The SPU is a physically separate CPU core with physically private memory, with its own built-in crypto engines, and mechanisms to prevent tampering and replay attacks from other software. At first, it sounds a little like Intel’s ill-fated Management Engine, that can be exploited by miscreants to hijack whole workstations and servers.
However, unlike the Management Engine, the SPU does not control the system-on-chip. We’re told it talks to various internal units, such as the GPU and the vector-calculation-crunching DSPs, via a mailbox-like interface, posting them data and requests and collecting the results.
Software running on the main CPUs shouldn’t be able to snoop on whatever these units are working on for the SPU, allowing tasks like fingerprint and facial recognition algorithms to be executed in secret by specialized math circuitry. Therefore, it shouldn’t be possible to remotely compromise the SPU, nor snoop on it locally by malicious apps or kernel-level drivers.

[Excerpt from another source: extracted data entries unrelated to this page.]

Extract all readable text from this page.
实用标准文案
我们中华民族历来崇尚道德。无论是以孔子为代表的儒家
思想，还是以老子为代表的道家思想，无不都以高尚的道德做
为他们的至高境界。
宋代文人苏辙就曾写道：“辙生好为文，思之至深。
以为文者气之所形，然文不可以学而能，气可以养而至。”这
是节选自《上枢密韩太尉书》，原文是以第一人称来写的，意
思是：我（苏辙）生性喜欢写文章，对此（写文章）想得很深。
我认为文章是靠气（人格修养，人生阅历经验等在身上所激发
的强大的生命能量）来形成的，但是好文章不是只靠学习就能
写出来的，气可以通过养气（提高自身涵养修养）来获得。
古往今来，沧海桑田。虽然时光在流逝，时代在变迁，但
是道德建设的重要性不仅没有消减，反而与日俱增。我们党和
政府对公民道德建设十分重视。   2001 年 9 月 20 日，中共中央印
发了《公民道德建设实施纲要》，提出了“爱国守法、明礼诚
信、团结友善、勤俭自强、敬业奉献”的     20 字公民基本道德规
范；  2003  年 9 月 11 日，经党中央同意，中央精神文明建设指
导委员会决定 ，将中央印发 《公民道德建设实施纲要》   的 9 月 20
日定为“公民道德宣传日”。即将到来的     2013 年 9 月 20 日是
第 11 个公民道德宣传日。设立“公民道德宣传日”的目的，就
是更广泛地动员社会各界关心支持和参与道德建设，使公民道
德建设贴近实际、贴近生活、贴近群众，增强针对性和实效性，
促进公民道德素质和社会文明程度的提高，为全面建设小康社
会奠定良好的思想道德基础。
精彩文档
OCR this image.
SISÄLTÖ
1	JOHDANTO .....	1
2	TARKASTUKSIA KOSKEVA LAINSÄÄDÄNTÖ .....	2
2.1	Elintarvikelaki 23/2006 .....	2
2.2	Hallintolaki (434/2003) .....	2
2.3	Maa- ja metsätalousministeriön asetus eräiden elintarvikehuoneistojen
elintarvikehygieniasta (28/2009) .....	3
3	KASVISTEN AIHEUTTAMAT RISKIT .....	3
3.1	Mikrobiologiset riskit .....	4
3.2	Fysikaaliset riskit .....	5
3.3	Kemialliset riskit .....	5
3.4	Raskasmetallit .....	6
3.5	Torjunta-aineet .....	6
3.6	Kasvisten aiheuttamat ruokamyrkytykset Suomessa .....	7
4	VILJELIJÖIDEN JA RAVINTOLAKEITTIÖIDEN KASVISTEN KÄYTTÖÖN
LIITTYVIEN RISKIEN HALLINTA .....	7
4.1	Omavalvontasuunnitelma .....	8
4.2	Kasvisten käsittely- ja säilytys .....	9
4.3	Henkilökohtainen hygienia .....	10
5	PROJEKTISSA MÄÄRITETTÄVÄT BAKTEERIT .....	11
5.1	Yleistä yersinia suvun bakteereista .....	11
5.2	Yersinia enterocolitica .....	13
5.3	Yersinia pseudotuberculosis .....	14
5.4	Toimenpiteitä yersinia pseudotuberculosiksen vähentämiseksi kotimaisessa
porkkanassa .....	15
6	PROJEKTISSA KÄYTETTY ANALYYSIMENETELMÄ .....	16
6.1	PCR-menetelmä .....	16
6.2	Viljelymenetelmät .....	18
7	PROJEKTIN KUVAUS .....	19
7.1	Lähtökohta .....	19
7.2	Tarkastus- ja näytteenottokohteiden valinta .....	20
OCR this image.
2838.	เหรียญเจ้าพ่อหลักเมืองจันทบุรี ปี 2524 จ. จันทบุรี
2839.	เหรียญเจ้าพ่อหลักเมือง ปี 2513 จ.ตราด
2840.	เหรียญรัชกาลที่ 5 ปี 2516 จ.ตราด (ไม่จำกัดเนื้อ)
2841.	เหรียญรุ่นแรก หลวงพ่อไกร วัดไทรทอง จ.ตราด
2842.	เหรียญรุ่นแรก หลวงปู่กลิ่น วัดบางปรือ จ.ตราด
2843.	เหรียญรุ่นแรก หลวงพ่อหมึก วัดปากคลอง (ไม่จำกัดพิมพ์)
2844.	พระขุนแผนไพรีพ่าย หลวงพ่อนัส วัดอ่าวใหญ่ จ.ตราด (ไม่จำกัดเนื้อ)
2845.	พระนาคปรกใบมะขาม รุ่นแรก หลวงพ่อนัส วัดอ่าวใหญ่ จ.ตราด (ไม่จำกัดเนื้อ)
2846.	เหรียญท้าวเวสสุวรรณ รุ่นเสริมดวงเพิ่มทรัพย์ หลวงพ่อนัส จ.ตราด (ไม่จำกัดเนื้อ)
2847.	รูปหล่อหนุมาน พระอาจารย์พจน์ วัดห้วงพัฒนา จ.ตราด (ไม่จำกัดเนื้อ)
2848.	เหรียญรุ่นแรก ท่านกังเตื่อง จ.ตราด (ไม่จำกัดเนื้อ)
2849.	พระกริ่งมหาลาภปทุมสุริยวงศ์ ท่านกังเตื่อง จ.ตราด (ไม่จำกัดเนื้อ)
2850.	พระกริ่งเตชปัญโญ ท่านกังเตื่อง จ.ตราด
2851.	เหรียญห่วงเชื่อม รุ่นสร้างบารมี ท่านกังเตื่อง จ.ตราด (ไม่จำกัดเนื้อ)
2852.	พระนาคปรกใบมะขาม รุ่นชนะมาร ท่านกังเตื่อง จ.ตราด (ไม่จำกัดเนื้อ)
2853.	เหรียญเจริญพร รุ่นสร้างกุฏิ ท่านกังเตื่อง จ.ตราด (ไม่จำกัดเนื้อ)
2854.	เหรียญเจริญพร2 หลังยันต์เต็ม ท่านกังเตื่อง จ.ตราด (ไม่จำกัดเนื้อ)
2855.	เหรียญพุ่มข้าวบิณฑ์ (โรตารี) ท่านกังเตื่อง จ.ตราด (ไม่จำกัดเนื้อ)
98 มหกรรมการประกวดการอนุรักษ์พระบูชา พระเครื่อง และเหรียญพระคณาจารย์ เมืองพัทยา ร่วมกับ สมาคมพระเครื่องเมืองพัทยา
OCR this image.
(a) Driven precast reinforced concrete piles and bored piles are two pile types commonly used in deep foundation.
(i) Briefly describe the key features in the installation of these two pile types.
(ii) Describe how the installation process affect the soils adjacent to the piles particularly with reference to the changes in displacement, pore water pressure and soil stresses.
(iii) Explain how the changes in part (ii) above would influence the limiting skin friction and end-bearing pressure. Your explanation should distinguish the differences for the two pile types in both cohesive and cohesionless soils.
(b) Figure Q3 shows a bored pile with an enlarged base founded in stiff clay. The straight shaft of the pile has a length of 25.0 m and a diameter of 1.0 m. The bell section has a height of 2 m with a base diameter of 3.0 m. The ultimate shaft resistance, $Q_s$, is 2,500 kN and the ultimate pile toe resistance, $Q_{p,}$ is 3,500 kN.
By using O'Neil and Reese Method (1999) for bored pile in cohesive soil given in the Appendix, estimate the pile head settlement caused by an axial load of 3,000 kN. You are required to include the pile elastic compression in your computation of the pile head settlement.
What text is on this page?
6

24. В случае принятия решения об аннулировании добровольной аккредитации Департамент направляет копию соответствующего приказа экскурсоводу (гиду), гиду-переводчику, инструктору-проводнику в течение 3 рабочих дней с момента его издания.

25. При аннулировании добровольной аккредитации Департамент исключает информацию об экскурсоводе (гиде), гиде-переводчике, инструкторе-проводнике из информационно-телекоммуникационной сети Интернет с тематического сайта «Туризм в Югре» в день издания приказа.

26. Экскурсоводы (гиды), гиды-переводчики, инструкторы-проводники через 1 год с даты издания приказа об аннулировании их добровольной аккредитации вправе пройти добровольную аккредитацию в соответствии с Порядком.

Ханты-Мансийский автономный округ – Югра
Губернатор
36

As always, things have bugs, and any flaws in the SPU or its firmware could lead to cracks emerging in Qualcomm’s security. Once upon a time, people said TrustZone was unhackable, and then it was allowed to run Qualy-developed code that didn’t do bounds checks.
It’s hoped the 845’s SPU will process not just fingerprints and facial scans, but also irises and voices to authenticate users and allow them to log into their devices and services. The SPU is also expected to implement other forms of authentication and authorization, allowing people’s phones to replace their chip bank cards, public transport payment cards, SIM cards, and so on.
So, let’s hope it holds up. Qualcomm executives are fairly coy about the SPU’s design. The more mystery there is surrounding its mechanisms, the less information is out there for hackers to exploit, is their thinking. Security through obscurity. “Part of it is obfuscation, the less you say about it the better,” said one senior staffer about the security unit when pressed on the unit’s internals.